To develop and scale a high-performance AMD-based AI compute cluster, capable of running large-scale models (e.g., Qwen 2.5 235B) and supporting educational and R&D initiatives through open collaboration with partner schools.


Goals and Steps

1. Platform and Motherboard Selection

  • Identify and procure a motherboard or server platform that supports extensive GPU scaling and PCIe bifurcation (similar to the setup demonstrated by PewDiePie).
  • Ensure compatibility with ROCm and vLLM for distributed inference and multi-GPU coordination.

2. Initial Scaling (Pilot Models)

  • Begin with well-known, stable models to validate infrastructure performance and reliability.
  • Pilot hardware: AMD Radeon PRO R9700 AI or equivalent AI-focused GPU.
  • Validate thermal performance, power delivery, and driver stability for continuous inference workloads.

3. Progressive Hardware Replication

  • Once stable results are achieved with R9700 PRO, replicate the same environment using RX 7900 XTX and other AMD GPUs to benchmark performance scaling.
  • Document compatibility issues, driver updates, and quantization performance metrics.

4. Cluster and Swarm Development

  • Establish a Cluster System for large-model distributed inference and training.
  • Build a Swarm System capable of parallelizing smaller AI instances (e.g., 7700 and lower-end GPU nodes) for local and academic deployment.
  • Optimize inter-node communication, synchronization, and monitoring tools for mixed hardware setups.

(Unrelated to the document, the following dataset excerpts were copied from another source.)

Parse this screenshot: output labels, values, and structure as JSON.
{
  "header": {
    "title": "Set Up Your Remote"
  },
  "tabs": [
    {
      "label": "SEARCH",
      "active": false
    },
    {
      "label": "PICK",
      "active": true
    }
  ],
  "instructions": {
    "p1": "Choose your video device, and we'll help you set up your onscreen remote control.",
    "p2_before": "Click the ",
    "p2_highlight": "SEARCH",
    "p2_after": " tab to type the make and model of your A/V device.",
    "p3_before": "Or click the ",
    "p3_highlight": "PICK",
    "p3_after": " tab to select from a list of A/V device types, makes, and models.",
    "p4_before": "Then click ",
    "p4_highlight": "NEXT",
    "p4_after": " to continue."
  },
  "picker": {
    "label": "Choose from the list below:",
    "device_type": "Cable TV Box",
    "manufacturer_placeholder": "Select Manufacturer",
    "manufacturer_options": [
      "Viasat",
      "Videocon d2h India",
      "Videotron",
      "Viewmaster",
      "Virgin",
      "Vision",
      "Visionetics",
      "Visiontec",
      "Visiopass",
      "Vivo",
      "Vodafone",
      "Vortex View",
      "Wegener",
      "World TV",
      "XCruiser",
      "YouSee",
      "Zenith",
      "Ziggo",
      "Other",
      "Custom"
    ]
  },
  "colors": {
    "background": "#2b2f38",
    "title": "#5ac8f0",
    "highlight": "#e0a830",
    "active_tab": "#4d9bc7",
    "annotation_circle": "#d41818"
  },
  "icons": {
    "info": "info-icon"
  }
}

5. Funding and Laboratory Deployment

  • Fund the creation of a dedicated AI Lab focused on testing, documentation, and educational use.
  • Provide access to partner schools for research, benchmarking, and AI model fine-tuning.

6. Open Compute and Tokenization Participation

  • Study and participate in open-source projects that allow community-based compute contributions (similar to Folding@home).
  • Learn and experiment with decentralized compute-sharing models that enable contributors to sell tokens or compute time securely and transparently.

Reference


End Goal

To make Comfac and its academic partners a recognized hub for open, scalable, and sustainable AI research using AMD technologies.